Panelde, Uluslararası Balkan Ünivesitesi'nden Prof. Dr. Shener Bilalli de Bosna Hersek özelinde İslam düşmanlığıyla mücadele stratejilerini anlattı.
"İSLAMOFOBİNİN TEMELİNDE DUYGUSAL VE PSİKOLOJİK BİR ZEMİN VARDIR"
Filistin'in Ankara Büyükelçisi Faed Halid Abd Mustafa, moderatörlüğünü RTÜK Başkan Yardımcısı Deniz Güler'in yaptığı "Küresel Boyutlarıyla İslamofobi" başlıklı oturumda, Gazze'deki katliama ve bu esnada küresel medyada ele alınan konulara dikkati çekti.
Dünyanın Filistin ile ilgili çifte standartlı tutumunu eleştiren Mustafa, "Gözler önünde gerçekleşen katliamlar, Gazze'deki her şeyi yok etmiştir. Buradaki en önemli soruların başında medyanın nerede olduğu sorunsalı gelmektedir. Batı medyası olanları hiç olmamış gibi ya da olanları İslam'ın suçu olarak göstermektedir." değerlendirmesinde bulundu.
Tulane Üniversitesinden Prof. Dr. Raymond Taras da "İslamofobiyi incelerken korku, güvensizlik, ön yargı ve kaygı terimlerinin medyanın toplum üzerindeki tutum belirleyici tavrı ile toplam bir yaklaşımla ele alınması gerekmektedir." ifadesini kullandı.
Din İşleri Yüksek Kurulu üyesi Prof. Dr. İhsan Çapcıoğlu ise "İslamofobi medya alanında temel bir sorun alanı olarak belirlenmelidir. Daha sonra bu soruna yönelik çözüm önerileri sunulmalıdır.

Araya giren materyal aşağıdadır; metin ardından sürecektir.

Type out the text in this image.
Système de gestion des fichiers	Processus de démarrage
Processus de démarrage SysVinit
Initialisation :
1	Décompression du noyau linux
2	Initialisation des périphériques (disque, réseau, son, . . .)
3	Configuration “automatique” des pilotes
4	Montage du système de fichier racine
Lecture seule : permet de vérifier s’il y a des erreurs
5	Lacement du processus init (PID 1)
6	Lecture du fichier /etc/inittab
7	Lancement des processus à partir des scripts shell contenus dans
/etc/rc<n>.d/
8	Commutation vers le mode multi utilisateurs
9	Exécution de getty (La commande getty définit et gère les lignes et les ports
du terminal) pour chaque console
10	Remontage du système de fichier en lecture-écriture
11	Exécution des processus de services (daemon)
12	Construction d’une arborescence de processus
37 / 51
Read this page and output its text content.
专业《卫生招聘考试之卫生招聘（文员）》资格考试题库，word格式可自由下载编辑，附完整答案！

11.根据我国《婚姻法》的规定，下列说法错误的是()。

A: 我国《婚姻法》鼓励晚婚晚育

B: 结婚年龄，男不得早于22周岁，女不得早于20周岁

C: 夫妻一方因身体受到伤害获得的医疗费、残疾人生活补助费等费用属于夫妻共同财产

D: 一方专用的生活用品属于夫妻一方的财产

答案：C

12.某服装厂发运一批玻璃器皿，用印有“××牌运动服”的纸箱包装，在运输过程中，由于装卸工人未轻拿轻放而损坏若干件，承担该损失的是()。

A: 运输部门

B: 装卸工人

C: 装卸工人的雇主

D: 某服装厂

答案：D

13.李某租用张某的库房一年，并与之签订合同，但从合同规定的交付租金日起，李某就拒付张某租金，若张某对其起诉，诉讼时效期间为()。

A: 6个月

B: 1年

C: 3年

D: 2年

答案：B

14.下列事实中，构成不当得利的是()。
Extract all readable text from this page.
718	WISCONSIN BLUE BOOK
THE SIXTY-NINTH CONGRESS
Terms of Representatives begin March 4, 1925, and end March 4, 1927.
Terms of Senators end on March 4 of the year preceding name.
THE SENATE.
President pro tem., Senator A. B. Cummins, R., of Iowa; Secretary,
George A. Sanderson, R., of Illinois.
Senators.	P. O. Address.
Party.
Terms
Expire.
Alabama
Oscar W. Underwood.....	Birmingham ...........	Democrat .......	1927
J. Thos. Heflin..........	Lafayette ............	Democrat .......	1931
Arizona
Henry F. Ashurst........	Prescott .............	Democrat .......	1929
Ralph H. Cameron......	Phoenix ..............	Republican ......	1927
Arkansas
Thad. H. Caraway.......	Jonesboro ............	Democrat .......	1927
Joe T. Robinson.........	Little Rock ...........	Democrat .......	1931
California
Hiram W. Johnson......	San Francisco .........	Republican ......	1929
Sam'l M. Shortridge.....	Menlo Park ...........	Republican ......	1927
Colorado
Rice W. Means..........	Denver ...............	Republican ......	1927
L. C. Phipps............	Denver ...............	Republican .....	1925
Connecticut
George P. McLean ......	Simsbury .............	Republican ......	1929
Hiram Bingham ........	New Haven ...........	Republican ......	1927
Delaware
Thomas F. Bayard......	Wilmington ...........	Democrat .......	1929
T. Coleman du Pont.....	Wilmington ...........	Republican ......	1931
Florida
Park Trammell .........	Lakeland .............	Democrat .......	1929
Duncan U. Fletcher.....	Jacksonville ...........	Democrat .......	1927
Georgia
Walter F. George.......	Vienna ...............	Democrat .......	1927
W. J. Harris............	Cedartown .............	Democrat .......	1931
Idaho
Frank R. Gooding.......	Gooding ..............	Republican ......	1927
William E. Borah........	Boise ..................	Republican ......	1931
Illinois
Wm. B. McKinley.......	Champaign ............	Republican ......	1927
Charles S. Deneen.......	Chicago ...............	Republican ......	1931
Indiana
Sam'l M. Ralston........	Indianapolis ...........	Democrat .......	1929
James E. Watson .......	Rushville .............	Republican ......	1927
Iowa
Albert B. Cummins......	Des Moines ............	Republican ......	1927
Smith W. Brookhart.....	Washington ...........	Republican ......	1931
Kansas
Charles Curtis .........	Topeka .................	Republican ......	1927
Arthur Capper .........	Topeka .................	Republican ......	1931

Bir taraftan da yeni platformlar var biliyorsunuz. Yani internet tabanlı geleneksel medyanın yerine konumlanan dijital platformlar. Buralarda yayınlanan dizilerle, filmlerle, belgesellerle, birtakım içeriklerle yine toplumun gündeminde algı düzenlemeye çalışılıyor." diye konuştu.